Hal itu disampaikan Jelita Setifa, General Manager The Palace Jeweler usai meresmikan gerainya ke 57 di Bencoolen Mall Bengkulu, Kamis kemarin.
"Saya tantangin deh. Katanya warga Bengkulu kan sebagian besar petani sawit, ayok coba apa mereka sudah sadar investasi," kata Jelita kepada kabarsawit.com.
Jelita menilai harga tandan buah segar (TBS) kelapa sawit yang baik adalah momen tepat untuk melakukan investasi melalui perhiasan emas.
"Kita tahu harga TBS lagi fluktuatif, ya. Nah ketika harga TBS naik, adalah momen yang bagus untuk membeli emas karena kadar nilainya tidak cepat berubah," kata dia.
"Apalagi ketika harga emas turun dan TBS naik, nah di sinilah ketepatan dalam mengambil keputusan untuk berinvestasi karena emas ketika dijual tidak turun harga," imbuhnya.
Alasan The Palace Jeweler hadir di Bengkulu sendiri lantaran melihat pasar. Jelita melihat potensi ekonomi Bengkulu yang baik dapat menjadi tujuan para konsumen.
"Ini dilakukan untuk memenuhi permintaan masyarakat Bengkulu dan sekitarnya akan perhiasan berkualitas dengan ragam material terlengkap, mulai dari emas, berlian, hingga batu berharga," kata dia.

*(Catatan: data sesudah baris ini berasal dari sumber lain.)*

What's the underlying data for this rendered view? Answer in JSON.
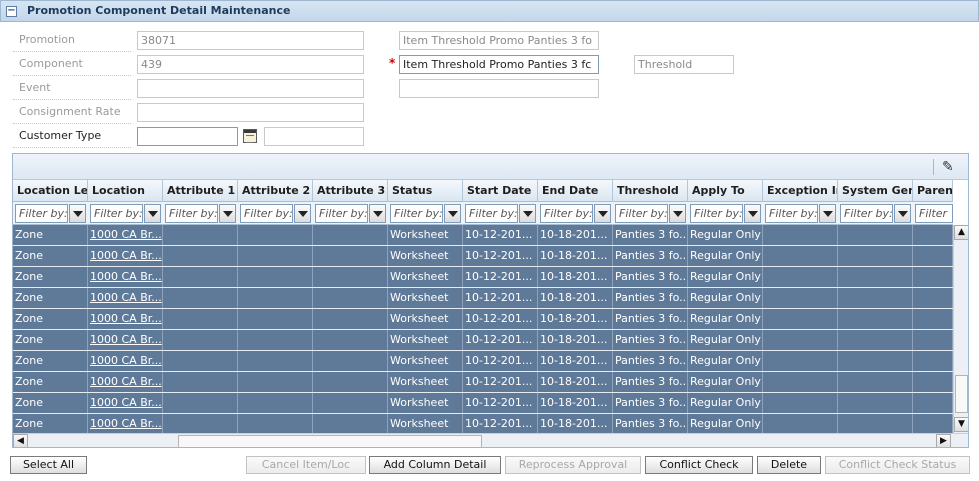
{
  "panel": {
    "title": "Promotion Component Detail Maintenance"
  },
  "form": {
    "promotion_label": "Promotion",
    "promotion_value": "38071",
    "promotion_desc": "Item Threshold Promo Panties 3 fo",
    "component_label": "Component",
    "component_value": "439",
    "component_desc": "Item Threshold Promo Panties 3 fc",
    "component_required": "*",
    "component_type": "Threshold",
    "event_label": "Event",
    "event_value": "",
    "event_desc": "",
    "consignment_label": "Consignment Rate",
    "consignment_value": "",
    "customer_type_label": "Customer Type",
    "customer_type_value": "",
    "customer_type_desc": ""
  },
  "grid": {
    "columns": [
      "Location Level",
      "Location",
      "Attribute 1",
      "Attribute 2",
      "Attribute 3",
      "Status",
      "Start Date",
      "End Date",
      "Threshold",
      "Apply To",
      "Exception Ind",
      "System Generated",
      "Parent"
    ],
    "filter_placeholder": "Filter by:",
    "filter_last": "Filter",
    "rows": [
      [
        "Zone",
        "1000 CA Br...",
        "",
        "",
        "",
        "Worksheet",
        "10-12-201...",
        "10-18-201...",
        "Panties 3 fo...",
        "Regular Only",
        "",
        "",
        ""
      ],
      [
        "Zone",
        "1000 CA Br...",
        "",
        "",
        "",
        "Worksheet",
        "10-12-201...",
        "10-18-201...",
        "Panties 3 fo...",
        "Regular Only",
        "",
        "",
        ""
      ],
      [
        "Zone",
        "1000 CA Br...",
        "",
        "",
        "",
        "Worksheet",
        "10-12-201...",
        "10-18-201...",
        "Panties 3 fo...",
        "Regular Only",
        "",
        "",
        ""
      ],
      [
        "Zone",
        "1000 CA Br...",
        "",
        "",
        "",
        "Worksheet",
        "10-12-201...",
        "10-18-201...",
        "Panties 3 fo...",
        "Regular Only",
        "",
        "",
        ""
      ],
      [
        "Zone",
        "1000 CA Br...",
        "",
        "",
        "",
        "Worksheet",
        "10-12-201...",
        "10-18-201...",
        "Panties 3 fo...",
        "Regular Only",
        "",
        "",
        ""
      ],
      [
        "Zone",
        "1000 CA Br...",
        "",
        "",
        "",
        "Worksheet",
        "10-12-201...",
        "10-18-201...",
        "Panties 3 fo...",
        "Regular Only",
        "",
        "",
        ""
      ],
      [
        "Zone",
        "1000 CA Br...",
        "",
        "",
        "",
        "Worksheet",
        "10-12-201...",
        "10-18-201...",
        "Panties 3 fo...",
        "Regular Only",
        "",
        "",
        ""
      ],
      [
        "Zone",
        "1000 CA Br...",
        "",
        "",
        "",
        "Worksheet",
        "10-12-201...",
        "10-18-201...",
        "Panties 3 fo...",
        "Regular Only",
        "",
        "",
        ""
      ],
      [
        "Zone",
        "1000 CA Br...",
        "",
        "",
        "",
        "Worksheet",
        "10-12-201...",
        "10-18-201...",
        "Panties 3 fo...",
        "Regular Only",
        "",
        "",
        ""
      ],
      [
        "Zone",
        "1000 CA Br...",
        "",
        "",
        "",
        "Worksheet",
        "10-12-201...",
        "10-18-201...",
        "Panties 3 fo...",
        "Regular Only",
        "",
        "",
        ""
      ]
    ]
  },
  "buttons": {
    "select_all": "Select All",
    "cancel_item_loc": "Cancel Item/Loc",
    "add_column_detail": "Add Column Detail",
    "reprocess_approval": "Reprocess Approval",
    "conflict_check": "Conflict Check",
    "delete": "Delete",
    "conflict_check_status": "Conflict Check Status"
  },
  "icons": {
    "collapse": "collapse-icon",
    "calendar": "calendar-icon",
    "pencil": "pencil-icon",
    "scroll_up": "arrow-up-icon",
    "scroll_down": "arrow-down-icon",
    "scroll_left": "arrow-left-icon",
    "scroll_right": "arrow-right-icon"
  },
  "colors": {
    "selected_row": "#5f7a99",
    "header_bg": "#c3d7ea",
    "required": "#cc0000"
  }
}
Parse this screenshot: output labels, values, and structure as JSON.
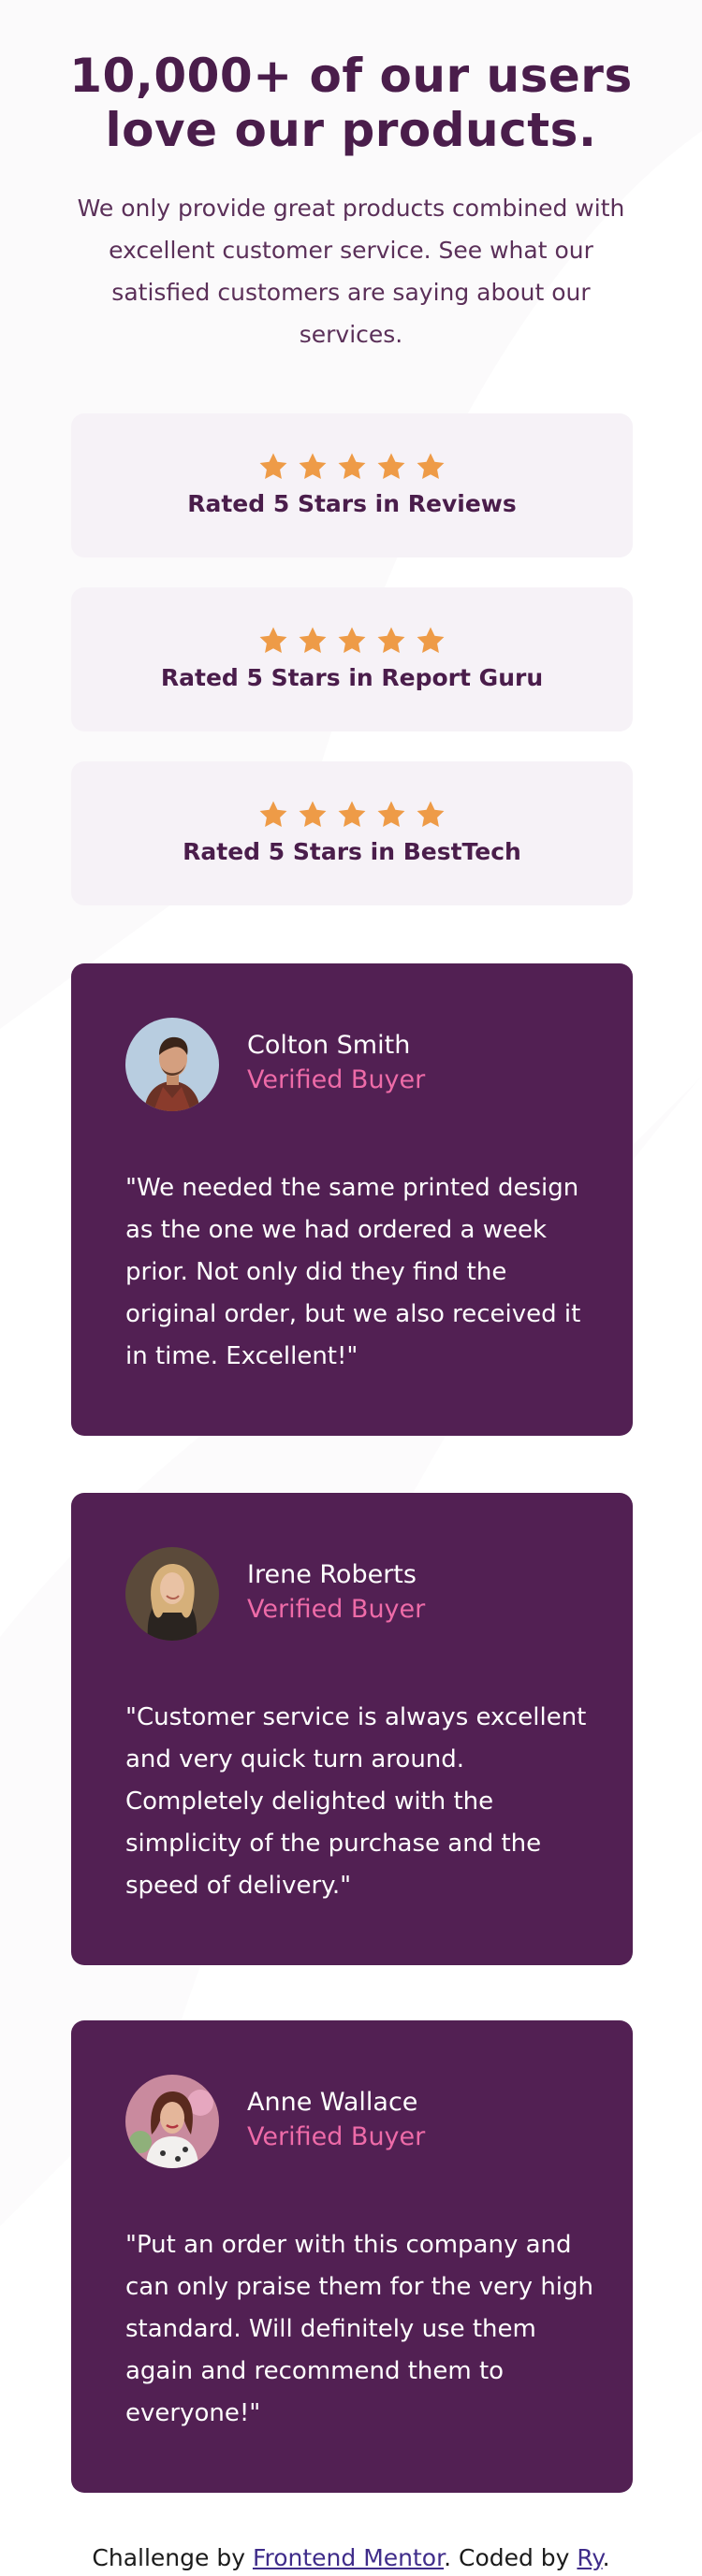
{
  "header": {
    "title_line1": "10,000+ of our users",
    "title_line2": "love our products.",
    "intro": "We only provide great products combined with excellent customer service. See what our satisfied customers are saying about our services."
  },
  "ratings": [
    {
      "label": "Rated 5 Stars in Reviews",
      "stars": 5
    },
    {
      "label": "Rated 5 Stars in Report Guru",
      "stars": 5
    },
    {
      "label": "Rated 5 Stars in BestTech",
      "stars": 5
    }
  ],
  "testimonials": [
    {
      "name": "Colton Smith",
      "status": "Verified Buyer",
      "quote": "\"We needed the same printed design as the one we had ordered a week prior. Not only did they find the original order, but we also received it in time. Excellent!\""
    },
    {
      "name": "Irene Roberts",
      "status": "Verified Buyer",
      "quote": "\"Customer service is always excellent and very quick turn around. Completely delighted with the simplicity of the purchase and the speed of delivery.\""
    },
    {
      "name": "Anne Wallace",
      "status": "Verified Buyer",
      "quote": "\"Put an order with this company and can only praise them for the very high standard. Will definitely use them again and recommend them to everyone!\""
    }
  ],
  "footer": {
    "prefix": "Challenge by ",
    "link1": "Frontend Mentor",
    "middle": ". Coded by ",
    "link2": "Ry",
    "suffix": "."
  },
  "colors": {
    "primary": "#4a1d4b",
    "card_bg": "#522053",
    "rating_bg": "#f6f2f7",
    "accent_pink": "#ee6ba8",
    "star": "#ee9b47"
  }
}
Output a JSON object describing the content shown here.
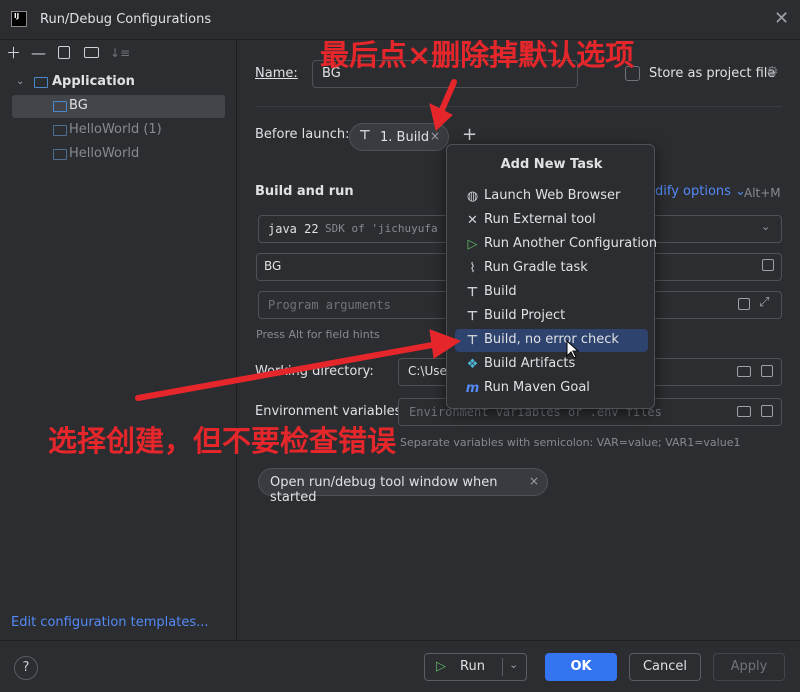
{
  "window": {
    "title": "Run/Debug Configurations",
    "app_icon_text": "IJ"
  },
  "sidebar": {
    "group_label": "Application",
    "items": [
      {
        "label": "BG",
        "selected": true
      },
      {
        "label": "HelloWorld (1)",
        "selected": false
      },
      {
        "label": "HelloWorld",
        "selected": false
      }
    ],
    "edit_templates_link": "Edit configuration templates..."
  },
  "form": {
    "name_label": "Name:",
    "name_value": "BG",
    "store_label": "Store as project file",
    "before_launch_label": "Before launch:",
    "build_chip_label": "1. Build",
    "section_title": "Build and run",
    "modify_options_label": "dify options",
    "modify_options_shortcut": "Alt+M",
    "sdk_prefix": "java 22",
    "sdk_suffix": "SDK of 'jichuyufa",
    "main_class_value": "BG",
    "program_args_placeholder": "Program arguments",
    "field_hints": "Press Alt for field hints",
    "working_dir_label": "Working directory:",
    "working_dir_value": "C:\\Use",
    "env_vars_label": "Environment variables:",
    "env_vars_placeholder": "Environment variables or .env files",
    "env_vars_hint": "Separate variables with semicolon: VAR=value; VAR1=value1",
    "open_tool_window_chip": "Open run/debug tool window when started"
  },
  "popup": {
    "title": "Add New Task",
    "items": [
      {
        "label": "Launch Web Browser",
        "icon": "globe-icon",
        "selected": false
      },
      {
        "label": "Run External tool",
        "icon": "tools-icon",
        "selected": false
      },
      {
        "label": "Run Another Configuration",
        "icon": "play-icon",
        "selected": false
      },
      {
        "label": "Run Gradle task",
        "icon": "gradle-icon",
        "selected": false
      },
      {
        "label": "Build",
        "icon": "hammer-icon",
        "selected": false
      },
      {
        "label": "Build Project",
        "icon": "hammer-icon",
        "selected": false
      },
      {
        "label": "Build, no error check",
        "icon": "hammer-icon",
        "selected": true
      },
      {
        "label": "Build Artifacts",
        "icon": "artifacts-icon",
        "selected": false
      },
      {
        "label": "Run Maven Goal",
        "icon": "maven-icon",
        "selected": false
      }
    ]
  },
  "footer": {
    "help_label": "?",
    "run_label": "Run",
    "ok_label": "OK",
    "cancel_label": "Cancel",
    "apply_label": "Apply"
  },
  "annotations": {
    "top_text": "最后点×删除掉默认选项",
    "bottom_text": "选择创建，但不要检查错误",
    "color": "#e5262b"
  },
  "colors": {
    "accent": "#3574f0",
    "selection": "#2e436e",
    "background": "#2b2d30"
  }
}
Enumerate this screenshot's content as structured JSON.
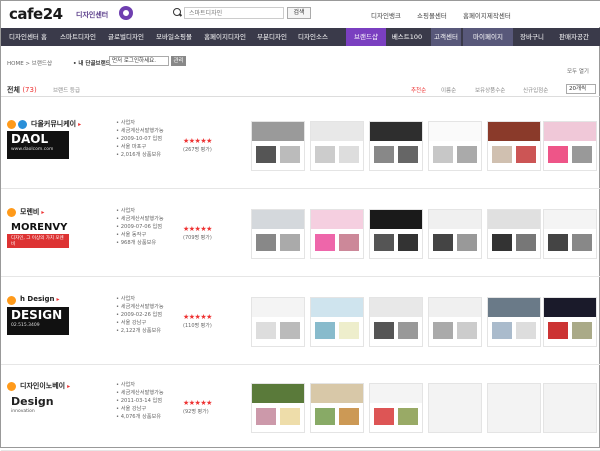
{
  "header": {
    "logo": "cafe24",
    "logo_sub": "디자인센터",
    "search_placeholder": "스마트디자인",
    "search_button": "검색",
    "links": [
      "디자인뱅크",
      "쇼핑몰센터",
      "홈페이지제작센터"
    ]
  },
  "nav": {
    "items": [
      "디자인센터 홈",
      "스마트디자인",
      "글로벌디자인",
      "모바일쇼핑몰",
      "홈페이지디자인",
      "부분디자인",
      "디자인소스",
      "브랜드샵",
      "베스트100",
      "고객센터",
      "마이페이지",
      "장바구니",
      "판매자공간"
    ],
    "active_index": 7
  },
  "breadcrumb": {
    "path": "HOME > 브랜드샵",
    "my_brand_label": "• 내 단골브랜드",
    "select_value": "먼저 로그인하세요.",
    "apply_button": "관리",
    "close_all": "모두 열기"
  },
  "tabs": {
    "all_label": "전체",
    "all_count": "(73)",
    "rank_label": "브랜드 등급",
    "sorts": [
      "추천순",
      "이름순",
      "보유상품수순",
      "신규입점순"
    ],
    "per_page": "20개씩"
  },
  "vendors": [
    {
      "name": "다올커뮤니케이",
      "info": [
        "사업자",
        "세금계산서발행가능",
        "2009-10-07 입점",
        "서울 마포구",
        "2,016개 상품보유"
      ],
      "stars": "★★★★★",
      "reviews": "(267명 평가)",
      "logo_text": "DAOL",
      "logo_url": "www.daolcom.com",
      "badge_colors": [
        "#ff9a1a",
        "#2a8fd8"
      ],
      "thumb_colors": [
        [
          "#9a9a9a",
          "#555",
          "#bbb"
        ],
        [
          "#e8e8e8",
          "#ccc",
          "#ddd"
        ],
        [
          "#2e2e2e",
          "#888",
          "#666"
        ],
        [
          "#fafafa",
          "#c7c7c7",
          "#aaa"
        ],
        [
          "#8a3a2a",
          "#d0c0b0",
          "#c55"
        ],
        [
          "#f0c8d8",
          "#e58",
          "#999"
        ]
      ]
    },
    {
      "name": "모렌비",
      "info": [
        "사업자",
        "세금계산서발행가능",
        "2009-07-06 입점",
        "서울 동작구",
        "968개 상품보유"
      ],
      "stars": "★★★★★",
      "reviews": "(709명 평가)",
      "logo_text": "MORENVY",
      "logo_url": "디자인, 그 이상의 가치 모렌비",
      "badge_colors": [
        "#ff9a1a"
      ],
      "thumb_colors": [
        [
          "#d4d8dc",
          "#888",
          "#aaa"
        ],
        [
          "#f5cfe0",
          "#e6a",
          "#c89"
        ],
        [
          "#1a1a1a",
          "#555",
          "#333"
        ],
        [
          "#f0f0f0",
          "#444",
          "#999"
        ],
        [
          "#e0e0e0",
          "#333",
          "#777"
        ],
        [
          "#f4f4f4",
          "#444",
          "#888"
        ]
      ]
    },
    {
      "name": "h Design",
      "info": [
        "사업자",
        "세금계산서발행가능",
        "2009-02-26 입점",
        "서울 강남구",
        "2,122개 상품보유"
      ],
      "stars": "★★★★★",
      "reviews": "(110명 평가)",
      "logo_text": "DESIGN",
      "logo_url": "02.515.3409",
      "badge_colors": [
        "#ff9a1a"
      ],
      "thumb_colors": [
        [
          "#f4f4f4",
          "#ddd",
          "#bbb"
        ],
        [
          "#cfe4ee",
          "#8bc",
          "#eec"
        ],
        [
          "#e8e8e8",
          "#555",
          "#999"
        ],
        [
          "#f0f0f0",
          "#aaa",
          "#ccc"
        ],
        [
          "#6a7a88",
          "#abc",
          "#ddd"
        ],
        [
          "#1a1a2a",
          "#c33",
          "#aa8"
        ]
      ]
    },
    {
      "name": "디자인이노베이",
      "info": [
        "사업자",
        "세금계산서발행가능",
        "2011-03-14 입점",
        "서울 강남구",
        "4,076개 상품보유"
      ],
      "stars": "★★★★★",
      "reviews": "(92명 평가)",
      "logo_text": "Design",
      "logo_url": "innovation",
      "badge_colors": [
        "#ff9a1a"
      ],
      "thumb_colors": [
        [
          "#5a7a3a",
          "#c9a",
          "#eda"
        ],
        [
          "#d8c8a8",
          "#8a6",
          "#c95"
        ],
        [
          "#f4f4f4",
          "#d55",
          "#9a6"
        ],
        [
          "",
          ""
        ],
        [
          "",
          ""
        ],
        [
          "",
          ""
        ]
      ]
    }
  ]
}
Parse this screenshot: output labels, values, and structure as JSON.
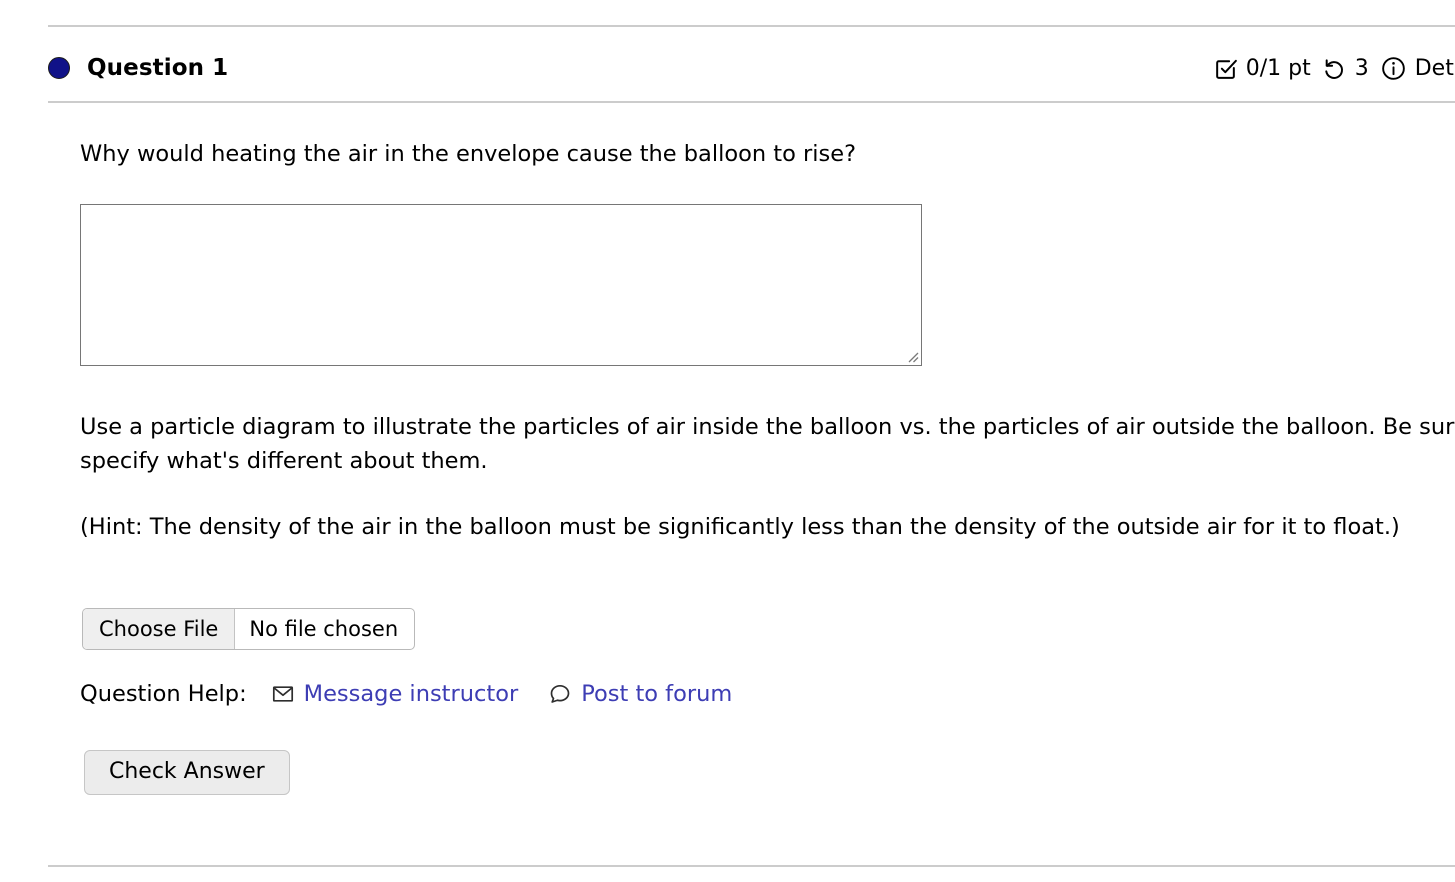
{
  "question": {
    "bullet_color": "#101288",
    "title": "Question 1",
    "score": "0/1 pt",
    "attempts": "3",
    "details_label": "Details",
    "icons": {
      "score": "checkbox-check-icon",
      "attempts": "rotate-counterclockwise-icon",
      "details": "info-circle-icon"
    }
  },
  "body": {
    "prompt": "Why would heating the air in the envelope cause the balloon to rise?",
    "answer_value": "",
    "answer_placeholder": "",
    "instructions": "Use a particle diagram to illustrate the particles of air inside the balloon vs. the particles of air outside the balloon. Be sure to specify what's different about them.",
    "hint": "(Hint: The density of the air in the balloon must be significantly less than the density of the outside air for it to float.)"
  },
  "file_upload": {
    "button_label": "Choose File",
    "status_text": "No file chosen"
  },
  "help": {
    "label": "Question Help:",
    "links": [
      {
        "label": "Message instructor",
        "icon": "envelope-icon",
        "color": "#3d3db4"
      },
      {
        "label": "Post to forum",
        "icon": "speech-bubble-icon",
        "color": "#3d3db4"
      }
    ]
  },
  "actions": {
    "check_answer_label": "Check Answer"
  }
}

Dengan fashion designer kenamaan Indonesia, Samuel Wattimena, seri perhiasan Kekaseh yang merupakan hasil kolaborasi dengan desainer Anne Avantie, juga ragam perhiasan dalam harga terjangkau, Moela Collection, dengan harga mulai dari Rp888 ribu saja.
Kualitas perhiasan emas, dipastikan memiliki kadar 18 karat dengan kandungan emas sebesar 75,5%. Konsumen juga bisa langsung membuktikan kualitas perhiasan melalui Karatimeter, sebuah alat pengukur kadar emas pertama di Indonesia yang memberikan jaminan kadar emas pasti pas bagi setiap pelanggan.
Dalam menghadirkan ragam perhiasan, The Palace Jeweler memastikan keseluruhan prosesnya sesuai dengan standar nasional dan bahkan internasional dengan telah mengantongi Sertifikasi SNI 13-3487-2005, yang merupakan sertifikasi khusus barang-barang emas.
Dengan adanya gerai ini, The Palace Jeweler berharap untuk dapat memenuhi demand masyarakat Bengkulu dan sekitarnya akan perhiasan emas dan berlian berkualitas.
Sementara itu Wakil Walikota Bengkulu Dedy Wahyudi, menyampaikan ucapan selamat atas hadirnya brand ternama ini. Ia berharap, kehadiran The Palace Jewel turut memberikan andil untuk mengurangi angka kemiskinan dan pengangguran dengan menyerap angkatan kerja didaerah.
“Saya mengucapkan selamat pada The Palace Jeweler yang baru saja membuka gerai perhiasan pertamanya di Bengkulu. Semoga kehadirannya dapat memenuhi kebutuhan para pencinta perhiasan di Bengkulu dan sekitarnya dapat dengan mudah mendapatkan perhiasan emas dan berlian berkualitas sesuai dengan keinginan dan kebutuhannya,” tukasnya.